At the same time, however, I struggled with another realization, one that was difficult for me to define. I felt…liberated. I felt as though I had taken a breath of fresh air and found it to be bracing and delicious, like it was the first breath I’d ever taken and I’d never known that air was so sweet.
Talk about a paradigm-shift: somehow, reading Newsweek had rekindled my natural intellectual curiosity; it had, briefly, filled a hole in my soul that I didn’t know existed.
It had also sparked something within me- a hint of defiance, a refusal to accept complacency. One taste of forbidden fruit and I knew I could never go back.

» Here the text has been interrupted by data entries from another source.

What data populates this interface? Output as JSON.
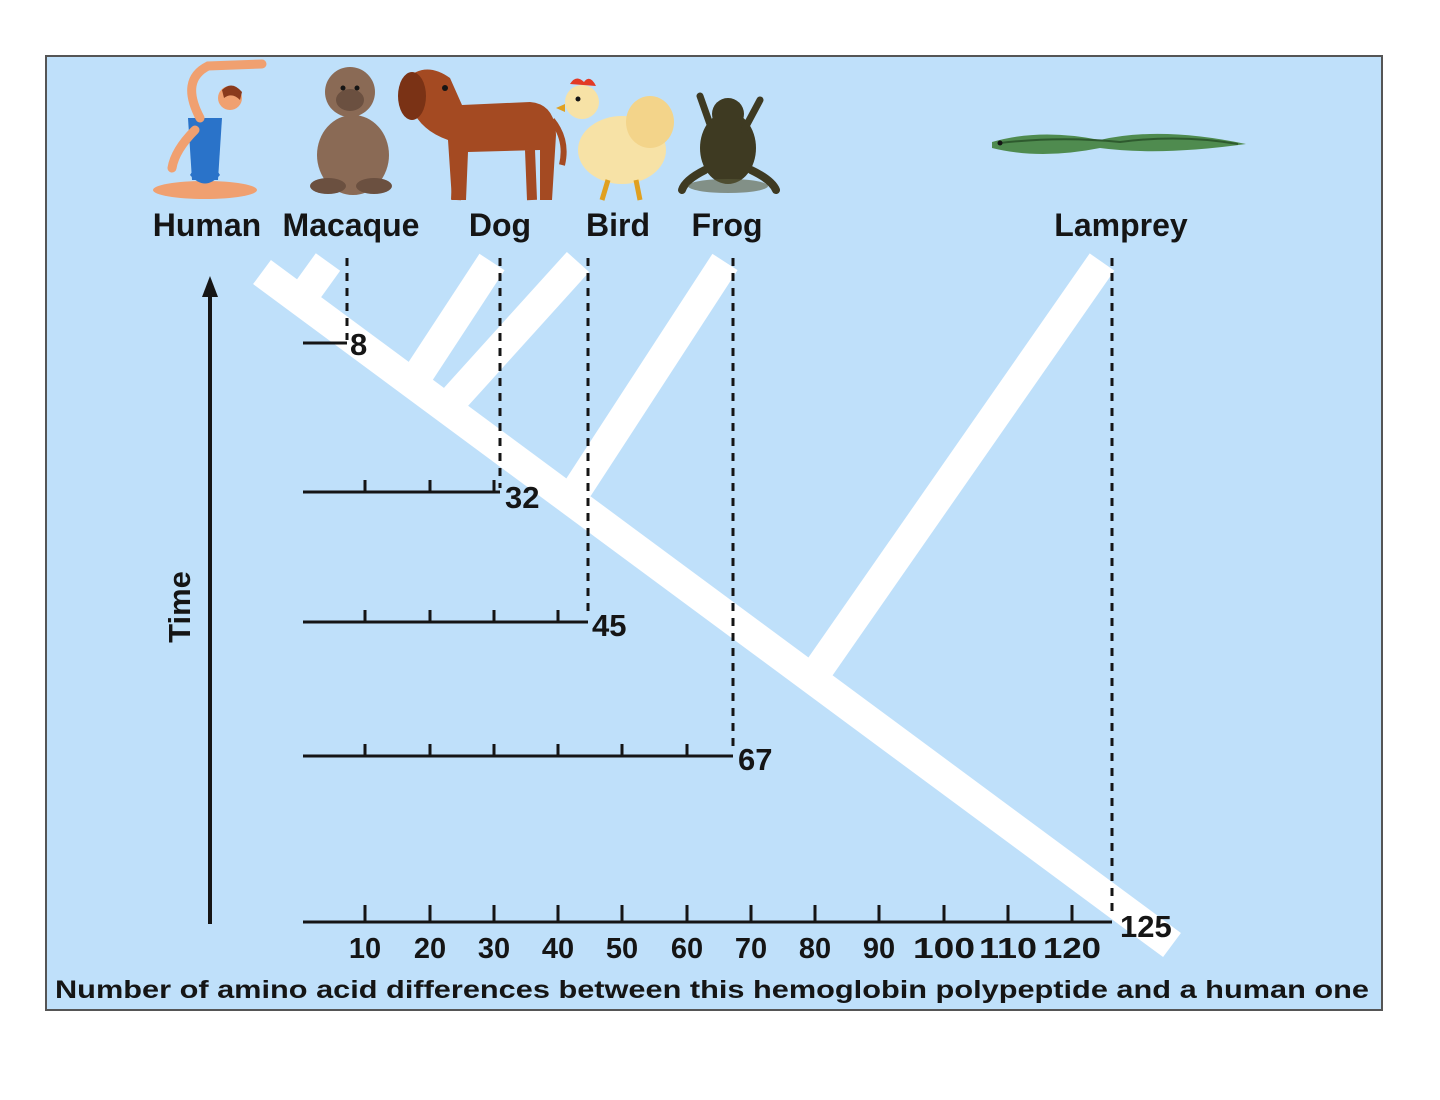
{
  "colors": {
    "panel_background": "#bfe0fa",
    "panel_border": "#555555",
    "tree_branches": "#ffffff",
    "ink": "#151515",
    "human_suit": "#2a73c9",
    "human_skin": "#f0a070",
    "macaque_fur": "#8a6a55",
    "dog_fur": "#a44a22",
    "bird_feathers": "#f7e2a6",
    "bird_comb": "#e23a25",
    "frog_skin": "#3e3a22",
    "lamprey_body": "#4f8b4f"
  },
  "species": [
    {
      "name": "Human",
      "icon": "human-figure-icon"
    },
    {
      "name": "Macaque",
      "icon": "macaque-icon"
    },
    {
      "name": "Dog",
      "icon": "dog-icon"
    },
    {
      "name": "Bird",
      "icon": "bird-icon"
    },
    {
      "name": "Frog",
      "icon": "frog-icon"
    },
    {
      "name": "Lamprey",
      "icon": "lamprey-icon"
    }
  ],
  "time_axis_label": "Time",
  "difference_values": [
    {
      "species": "Macaque",
      "value": 8
    },
    {
      "species": "Dog",
      "value": 32
    },
    {
      "species": "Bird",
      "value": 45
    },
    {
      "species": "Frog",
      "value": 67
    },
    {
      "species": "Lamprey",
      "value": 125
    }
  ],
  "scale_ticks": [
    "10",
    "20",
    "30",
    "40",
    "50",
    "60",
    "70",
    "80",
    "90",
    "100",
    "110",
    "120"
  ],
  "x_axis_label": "Number of amino acid differences between this hemoglobin polypeptide and a human one"
}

Although reading a news magazine seemed like a non-event at the time, in retrospect it was one of the defining moments of my adolescence. That seemingly unextraordinary day set a lot of subsequent days in motion- days when I would push my limitations, jump a little higher, venture out of my comfort zone and into unfamiliar territory, days when I would fail over and over again only to succeed when I least expected it, days when I would build my dreams from scratch, watch them fall down, then build them back up again, and before I knew it the days bled into years and this was my life.
At 14, I’d caught a glimpse of where the bar was set. It always seemed astronomically high…until it became just out of my grasp.
Sadly, Newsweek Magazine went out of print on January 1, 2013. Odd as it may sound, I’ll always be indebted to an out-of-print magazine for helping me become the person I am today.